The last ones I got from San Fernando Tire where reinforced. They were a distributer for Allied Wheel Co. Those were the best ones, imo. I don't know if they still get Allied Supremes. A guy I know got some through Wheel Vintiques. They were made by Unique. They were reinforced, but the centers looked funny. Not the same as the oldschool Supreme. The dude that's at Pomona Swap(along the back wall) always has some for 120 a piece. They're NOT reinforced. He also sells black ones(ugly as fuck). I'm pretty sure Summit sells some, but I don't knw which they are. So the short answer is I don't know. If you order them online, make sure you ask if they are reinforced. If they're not, send those bitches back.


----------



## racerboy (Jul 22, 2007)

awesome write up on supremes! they are one of my favorite wheels.

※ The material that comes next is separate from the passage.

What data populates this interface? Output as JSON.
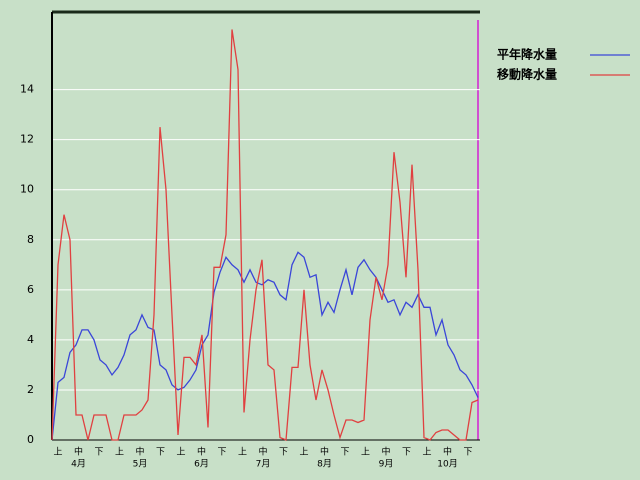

is there anyway to tell the original astro type from a repop? i picked up 5 supremes from a guy, and judging by the boxes they came in, id say they were pretty old.


----------



## lowtoad (Feb 18, 2009)

> _Originally posted by Eryk_@Oct 29 2009, 08:18 PM~15509484
> *
> And here's a pic of the ones I just had made. 15x10 in the rear and 13x5.5 in the front.
> 
> ...


Any more pics of the buggy? That is so cool!

:thumbsup:


----------



## bam_bam (Mar 13, 2009)

NNNNNNNNNNNNNNNNOOOOOOOOOOOOOOOOOOOO


----------